I was part of the delegation representing the New Zealand retail industry, led by Mark Johnston, CEO of Retail NZ. The APRCE is one of the – if not the – largest retail industry events in the region. This year’s event was particularly well supported, with over 1,500 participates from the 18 members of the Federation of Asia Pacific Retailers Association (FAPRA).
The theme of the APRCE 2015 was ‘Asia Fast Forward’. This therefore played homage to the considerable growth and pace of change faced by the economies across the Asia-Pacific region. The event offered us – Team NZ Retail – a significant networking opportunity, whilst flying the flag for the best of the best of what New Zealand retail has to offer the world. Our participation at the event also signaled the New Zealand retail industry’s sustained and enduring commitment to our major trading partners and to our shared support in meeting our collective objectives and mutual interests.

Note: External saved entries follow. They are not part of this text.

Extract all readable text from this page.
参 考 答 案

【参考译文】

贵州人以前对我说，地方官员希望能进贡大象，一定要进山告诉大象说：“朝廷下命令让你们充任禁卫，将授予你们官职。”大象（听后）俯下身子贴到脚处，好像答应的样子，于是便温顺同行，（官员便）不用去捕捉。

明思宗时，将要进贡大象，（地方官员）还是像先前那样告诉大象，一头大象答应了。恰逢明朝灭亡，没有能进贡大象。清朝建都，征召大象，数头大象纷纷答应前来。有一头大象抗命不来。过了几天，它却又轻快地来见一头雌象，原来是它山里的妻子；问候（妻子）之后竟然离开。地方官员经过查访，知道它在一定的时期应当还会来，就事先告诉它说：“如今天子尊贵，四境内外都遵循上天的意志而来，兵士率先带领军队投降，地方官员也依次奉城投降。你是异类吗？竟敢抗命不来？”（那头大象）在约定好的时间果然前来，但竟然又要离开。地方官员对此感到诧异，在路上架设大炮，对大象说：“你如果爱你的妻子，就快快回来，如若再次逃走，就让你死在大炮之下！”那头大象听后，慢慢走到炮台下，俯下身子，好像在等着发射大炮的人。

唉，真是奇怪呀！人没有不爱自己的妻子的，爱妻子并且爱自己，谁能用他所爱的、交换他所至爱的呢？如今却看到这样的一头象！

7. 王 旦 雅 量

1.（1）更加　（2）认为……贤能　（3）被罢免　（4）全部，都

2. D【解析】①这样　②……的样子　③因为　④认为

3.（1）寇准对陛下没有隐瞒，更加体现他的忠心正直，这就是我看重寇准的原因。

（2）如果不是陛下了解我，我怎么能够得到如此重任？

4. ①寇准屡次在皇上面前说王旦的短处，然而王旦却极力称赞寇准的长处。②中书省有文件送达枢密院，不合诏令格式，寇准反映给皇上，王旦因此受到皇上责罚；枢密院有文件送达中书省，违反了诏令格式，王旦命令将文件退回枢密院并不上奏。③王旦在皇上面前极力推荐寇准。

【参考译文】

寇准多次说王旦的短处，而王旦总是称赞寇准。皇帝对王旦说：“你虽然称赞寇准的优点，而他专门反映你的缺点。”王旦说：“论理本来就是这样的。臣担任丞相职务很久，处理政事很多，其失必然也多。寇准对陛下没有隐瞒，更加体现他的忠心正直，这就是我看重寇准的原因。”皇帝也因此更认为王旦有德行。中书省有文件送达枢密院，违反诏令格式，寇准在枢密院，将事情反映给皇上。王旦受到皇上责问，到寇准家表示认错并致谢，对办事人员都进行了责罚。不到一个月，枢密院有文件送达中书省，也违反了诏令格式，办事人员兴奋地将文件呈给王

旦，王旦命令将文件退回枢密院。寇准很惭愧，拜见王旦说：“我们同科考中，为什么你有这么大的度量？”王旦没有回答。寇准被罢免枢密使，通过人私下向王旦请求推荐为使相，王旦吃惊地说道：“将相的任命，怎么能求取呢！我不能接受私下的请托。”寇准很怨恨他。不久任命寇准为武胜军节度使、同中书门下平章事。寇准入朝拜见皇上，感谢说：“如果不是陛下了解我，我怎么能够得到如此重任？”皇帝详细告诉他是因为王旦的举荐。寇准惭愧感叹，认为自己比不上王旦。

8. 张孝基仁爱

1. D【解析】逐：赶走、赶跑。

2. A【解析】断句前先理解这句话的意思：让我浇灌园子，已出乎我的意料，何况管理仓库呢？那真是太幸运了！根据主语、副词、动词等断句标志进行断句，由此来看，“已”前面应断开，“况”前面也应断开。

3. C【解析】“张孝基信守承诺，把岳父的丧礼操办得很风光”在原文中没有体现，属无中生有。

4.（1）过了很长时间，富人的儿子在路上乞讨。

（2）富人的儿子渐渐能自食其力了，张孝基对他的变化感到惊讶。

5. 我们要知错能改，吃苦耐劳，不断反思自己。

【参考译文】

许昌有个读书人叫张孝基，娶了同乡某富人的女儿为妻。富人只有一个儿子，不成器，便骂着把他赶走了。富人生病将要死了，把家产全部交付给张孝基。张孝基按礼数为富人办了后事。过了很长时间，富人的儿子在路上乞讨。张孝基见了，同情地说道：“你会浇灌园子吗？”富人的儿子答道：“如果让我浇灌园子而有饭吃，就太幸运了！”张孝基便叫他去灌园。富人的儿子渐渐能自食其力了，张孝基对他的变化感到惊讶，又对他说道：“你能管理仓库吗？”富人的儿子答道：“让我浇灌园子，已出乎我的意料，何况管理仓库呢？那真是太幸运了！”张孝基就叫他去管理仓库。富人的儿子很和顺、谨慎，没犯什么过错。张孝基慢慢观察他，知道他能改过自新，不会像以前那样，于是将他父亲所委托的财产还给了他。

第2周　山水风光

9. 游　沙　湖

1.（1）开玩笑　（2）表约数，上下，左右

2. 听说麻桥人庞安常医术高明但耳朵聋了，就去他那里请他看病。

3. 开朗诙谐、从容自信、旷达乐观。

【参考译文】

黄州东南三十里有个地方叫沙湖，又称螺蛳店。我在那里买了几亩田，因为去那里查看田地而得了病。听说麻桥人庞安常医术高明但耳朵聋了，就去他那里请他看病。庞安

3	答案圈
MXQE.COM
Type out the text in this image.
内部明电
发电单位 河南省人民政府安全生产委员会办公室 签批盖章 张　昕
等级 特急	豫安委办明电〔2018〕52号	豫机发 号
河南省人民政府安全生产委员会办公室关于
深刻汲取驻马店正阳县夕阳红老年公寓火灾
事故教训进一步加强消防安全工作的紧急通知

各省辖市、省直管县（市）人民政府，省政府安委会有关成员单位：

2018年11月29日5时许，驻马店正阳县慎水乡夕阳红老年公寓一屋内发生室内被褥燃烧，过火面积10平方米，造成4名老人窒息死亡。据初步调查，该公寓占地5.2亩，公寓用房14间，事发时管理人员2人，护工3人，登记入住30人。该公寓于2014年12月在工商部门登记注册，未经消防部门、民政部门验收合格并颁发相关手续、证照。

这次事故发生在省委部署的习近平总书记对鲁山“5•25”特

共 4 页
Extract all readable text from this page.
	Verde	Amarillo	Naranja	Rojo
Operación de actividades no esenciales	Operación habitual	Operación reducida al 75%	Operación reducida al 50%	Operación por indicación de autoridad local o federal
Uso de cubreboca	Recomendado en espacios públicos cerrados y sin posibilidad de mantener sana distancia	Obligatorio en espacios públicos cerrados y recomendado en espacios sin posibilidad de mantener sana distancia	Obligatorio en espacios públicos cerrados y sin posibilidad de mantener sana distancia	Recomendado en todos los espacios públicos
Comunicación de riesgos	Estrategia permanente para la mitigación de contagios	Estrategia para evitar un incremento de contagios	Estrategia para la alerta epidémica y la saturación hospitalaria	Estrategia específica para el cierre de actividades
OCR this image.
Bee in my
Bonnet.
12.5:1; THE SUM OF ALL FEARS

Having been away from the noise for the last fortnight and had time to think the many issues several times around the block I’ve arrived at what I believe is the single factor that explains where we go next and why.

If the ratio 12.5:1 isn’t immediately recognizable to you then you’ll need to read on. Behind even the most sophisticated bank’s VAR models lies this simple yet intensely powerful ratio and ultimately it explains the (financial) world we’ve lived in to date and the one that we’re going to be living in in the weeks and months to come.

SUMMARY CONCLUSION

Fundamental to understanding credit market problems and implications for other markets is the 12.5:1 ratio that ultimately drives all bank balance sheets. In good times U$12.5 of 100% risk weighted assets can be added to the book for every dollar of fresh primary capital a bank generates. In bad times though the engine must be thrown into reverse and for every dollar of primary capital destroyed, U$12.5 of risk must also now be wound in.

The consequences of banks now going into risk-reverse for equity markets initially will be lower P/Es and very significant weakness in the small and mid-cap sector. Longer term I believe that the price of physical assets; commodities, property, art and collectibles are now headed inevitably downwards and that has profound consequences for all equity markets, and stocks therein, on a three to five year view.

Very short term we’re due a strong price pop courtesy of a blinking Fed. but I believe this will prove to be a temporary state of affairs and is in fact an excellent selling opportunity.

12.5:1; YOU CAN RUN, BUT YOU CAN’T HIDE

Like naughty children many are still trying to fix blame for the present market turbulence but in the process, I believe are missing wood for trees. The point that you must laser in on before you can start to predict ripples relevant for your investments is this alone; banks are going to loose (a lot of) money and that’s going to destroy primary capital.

The latest developments and most pressing issues faced by the retail industry both regionally and globally were discussed and debated in detail. This included a series of excellent presentations delivered by industry leaders and commentators. My personal highlights included insights from Vikram Sharma from The Walt Disney Company, who talked about the power of the Disney brand and the possibility of branding in retail more broadly. In part, this is because I’m still a kid at heart and Vikram re-ignited my love for Mickey Mouse, and because Disney owns the license for Marvel, and Marvel is cool! Another notably presentation was delivered by Katsumi Kubota, the COO of Uniqlo – Fast Retailing Philippines, Inc, who talked the audience through Uniqlo’s impressive success outside of its Japanese home market. I do have to send my apologies to Mr Kubota as I continually attempted to plead with him, after multiple glasses of wine at the gala dinner, to bring Uniqlo to New Zealand because I was running out of polo shirts. Of course, there were many other excellent speakers who shed light on different issues and concerns confronting retailers operating in the region, and multiple examples of best (and bad) practice.
The need for retailers, regardless of their size and their country of operations, to constantly innovate and embrace change in order to survive and thrive was a reoccurring topic of debate and consideration. Not surprisingly, particularly given what seems like the almost daily announcement that a new overseas retailer is planning to enter the New Zealand marketplace, many of the presenters also underscored the pressures and prospects of operating in a globalised business environment. This led Mark Chi of Primer International Management Ltd (Singapore) to conclude that many retailers in the Asia-Pacific region, as elsewhere, are “thinking globally, acting locally, and panicking internally”. The challenges and opportunities of conducting business in the digital age were also subject to extensive discussion. These were very neatly summarised by a very British Joanne Denney-Finch, chief executive of the Institute of Grocery Distribution (IGD), UK.
What was surprising was the sheer number of discussions from delegates from all around the region focusing on the continued need to develop high quality training and educational programmes in retail management to help professionalise the industry, and promote retail a career of choice. Encouragingly, the efforts of the likes of ServiceIQ (who were also part of Team NZ Retail), as well as the introduction of Massey University’s retail degree, the Bachelor of Retail and Business Management (BRBM), New Zealand was mooted as an example of best practice in this regard. This led to discussions of how these initiatives could be internationalised to other countries in the Asia-Pacific. Watch this space.